Backward X-ray Transition Radiation from Multilayered Target for Submicron Beam Diagnostics

619

A.A. Tishchenko, D.Yu. Sergeeva, M.N. Strikhanov
MEPhI, Moscow, Russia
K.O. Kruchinin
Royal Holloway, University of London, Surrey, United Kingdom

Funding: This work was partially supported by Russian Ministry of Education and Science (State contract 12.527.12.5002).
Backward transition radiation (TR) is a TR arising in the direction of mirror reflection relative to the charged particles trajectory. Therefore for oblique incidence it can be emitted under big angles which is useful from point of view of measuring of the radiation. In spite of the fact that backward TR in X-ray frequency domain is much weaker than forward TR [*], it has recently been proposed by A.P. Potylitsyn and others [**] as an instrument for submicron electron beam diagnostics.
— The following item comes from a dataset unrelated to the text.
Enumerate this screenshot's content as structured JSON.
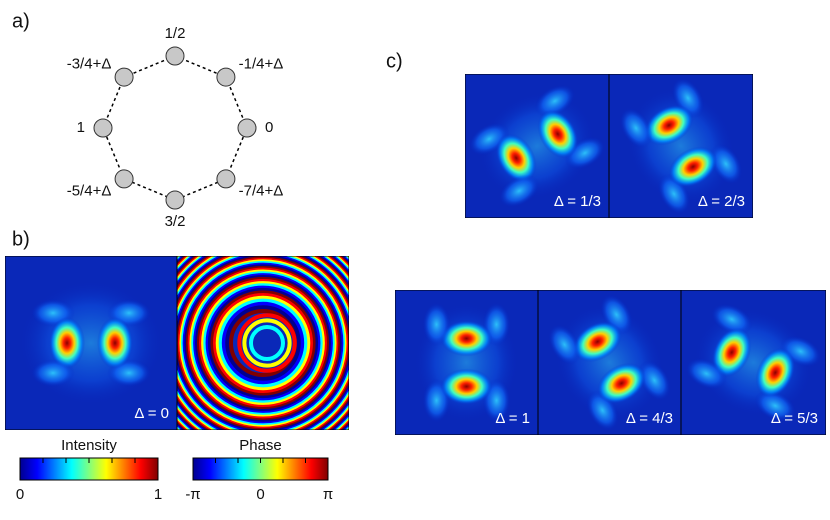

In this work we propose to use the multilayered target in order to enhance the resulting radiation, i.e. to use resonant backward X-ray TR. So far X-ray TR has not been explored theoretically for backward geometry. It is shown that the expressions obtained coincide in special case of forward resonant X-ray TR with the results by L. Durand (***) and X. Artru (****). We explore the spectral and angular characteristics of resonant backward X-ray TR form point of view of submicron beam diagnostics for the ultrarelativistic charged particles bunches. The role of absorption in the target material and also the coherent and incoherent parts of the radiation is analyzed
* A.A. Tishchenko et al, NIMB 227 (2005) 63.
** L.G. Sukhikh et al, J of Phys: Conf. Ser. 236 (2010) 012011.
*** L. Durand, Phys Rev D11 (1975) 89.
**** X. Artru et al, Phys Rev D12 (1975) 1289.